Oggi Roberto Boninsegna compie 70 anni e alla Gazzetta dello Sport, colui che fu ribattezzato Bonimba da Gianni Brera, parla un po' di tutto. Tanto, come sempre, di Inter. E non sono soltanto storie a lieto fine. Anzi. 

Voltandosi indietro, che cosa ricorda più volentieri?
"I miei anni con l’Inter che sarà sempre la mia squadra, malgrado i tanti tradimenti clamorosi. Primo tradimento. Cresco nell’Inter e sto per esordire in prima squadra, a Bergamo nel ’63, a 19 anni. Herrera, però, schiera ancora Di Giacomo con un braccio ingessato e pochi giorni dopo mi mandano in prestito al Prato, in B. A fine stagione torno a Milano, sperando di rimanere almeno vicino a casa, ma Allodi mi dice: “O vai a Potenza, o smetti di giocare”. Sono costretto ad andare, sempre in B. Intanto l’Inter vince tutto e io soffro perché avrei potuto esserci anch’io. Poi torno, ma dopo un altro giro largo, sempre in prestito, perché da Potenza mi mandano al Varese, in A, con cui debutto proprio contro l’Inter. Quindi la parentesi, bellissima, al Cagliari, dove vado a titolo definitivo. Finiamo secondi nel ’69 e sento che può arrivare lo scudetto, ma Scopigno mi dice che bisogna sacrificare uno tra me e Riva. Gigi non vuole lasciare la Sardegna e capisco che devo partire io, però dico che accetto soltanto se torno all’Inter. Mi accontentano, anche perché in cambio arrivano Gori, Poli e Domenghini, che non me l’ha mai perdonata".

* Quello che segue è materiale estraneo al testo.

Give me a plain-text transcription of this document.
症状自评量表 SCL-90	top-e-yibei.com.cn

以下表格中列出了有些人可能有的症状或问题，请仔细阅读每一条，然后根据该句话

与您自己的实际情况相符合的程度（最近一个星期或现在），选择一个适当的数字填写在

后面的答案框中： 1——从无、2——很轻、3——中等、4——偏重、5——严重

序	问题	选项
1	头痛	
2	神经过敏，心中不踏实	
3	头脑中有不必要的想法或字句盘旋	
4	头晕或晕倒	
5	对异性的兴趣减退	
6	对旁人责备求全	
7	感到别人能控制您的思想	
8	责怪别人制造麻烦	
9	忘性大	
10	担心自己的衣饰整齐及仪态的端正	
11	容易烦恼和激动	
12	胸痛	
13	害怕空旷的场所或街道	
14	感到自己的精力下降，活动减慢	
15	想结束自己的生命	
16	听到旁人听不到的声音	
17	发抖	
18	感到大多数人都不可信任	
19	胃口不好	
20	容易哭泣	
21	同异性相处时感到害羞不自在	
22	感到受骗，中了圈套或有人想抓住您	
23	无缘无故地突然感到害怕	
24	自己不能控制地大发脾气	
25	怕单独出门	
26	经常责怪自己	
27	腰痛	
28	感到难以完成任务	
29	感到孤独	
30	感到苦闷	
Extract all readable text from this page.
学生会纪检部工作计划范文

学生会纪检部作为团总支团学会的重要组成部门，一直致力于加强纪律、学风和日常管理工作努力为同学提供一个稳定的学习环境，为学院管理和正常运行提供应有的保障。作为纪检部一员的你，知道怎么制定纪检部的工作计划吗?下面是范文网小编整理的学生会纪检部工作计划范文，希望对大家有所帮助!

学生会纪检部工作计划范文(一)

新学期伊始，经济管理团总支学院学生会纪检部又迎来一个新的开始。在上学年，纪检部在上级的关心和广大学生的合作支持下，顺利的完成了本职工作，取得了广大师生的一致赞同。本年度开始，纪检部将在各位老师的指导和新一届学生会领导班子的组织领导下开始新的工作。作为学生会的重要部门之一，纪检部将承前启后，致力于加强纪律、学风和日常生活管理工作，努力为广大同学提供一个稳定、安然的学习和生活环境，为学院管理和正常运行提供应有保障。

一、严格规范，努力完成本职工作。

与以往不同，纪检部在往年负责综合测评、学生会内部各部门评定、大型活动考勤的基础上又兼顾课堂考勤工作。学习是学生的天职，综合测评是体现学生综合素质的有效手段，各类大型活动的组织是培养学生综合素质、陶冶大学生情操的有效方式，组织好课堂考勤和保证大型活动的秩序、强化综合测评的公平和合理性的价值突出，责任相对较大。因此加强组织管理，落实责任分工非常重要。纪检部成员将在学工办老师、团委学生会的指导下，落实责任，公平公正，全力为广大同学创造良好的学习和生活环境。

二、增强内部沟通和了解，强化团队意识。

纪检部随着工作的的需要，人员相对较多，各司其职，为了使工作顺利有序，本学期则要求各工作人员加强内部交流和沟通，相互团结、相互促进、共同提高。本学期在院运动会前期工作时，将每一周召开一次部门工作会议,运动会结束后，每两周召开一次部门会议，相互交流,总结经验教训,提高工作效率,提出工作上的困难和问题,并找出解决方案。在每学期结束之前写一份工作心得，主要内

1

E finalmente amore ritrovato...
"Arriviamo secondi proprio dietro il Cagliari, ma sono felice perché mi sento a casa e Corso mi ripete che con me la Grande Inter avrebbe vinto di più. La gioia più bella rimane quel gol in rovesciata, contro il Foggia a San Siro, nel giorno in cui festeggiamo lo scudetto del ’71. Per due campionati sono capocannoniere, ma in realtà sarebbero tre, perché nel ’74 mi tolgono un gol contro il Cesena, dicendo che era autorete e così vince Chinaglia. Sono gli anni della famosa lattina di coca-cola che mi colpisce in testa a Moenchengladbach e della finale di Coppa dei Campioni persa contro il grande Ajax del grandissimo Cruijff. Stava finendo un ciclo, ma io sarei rimasto tutta la vita se non fossi stato tradito per la seconda volta".

Come? 
"Sono in vacanza a Viareggio, a pranzo con mia moglie. Mi telefona Fraizzoli e mi dice che mi ha venduto alla Juventus. Gli rispondo testualmente: “Presidente, alla Juve ci va lei”. Invece, come la prima volta a Potenza, parto perché allora non ci si poteva rifiutare. E dopo tanti anni ho ancora la sensazione che Mazzola c’entrasse qualcosa con quella cessione, perché guarda caso uno a uno erano andati via tutti i grandi tranne lui".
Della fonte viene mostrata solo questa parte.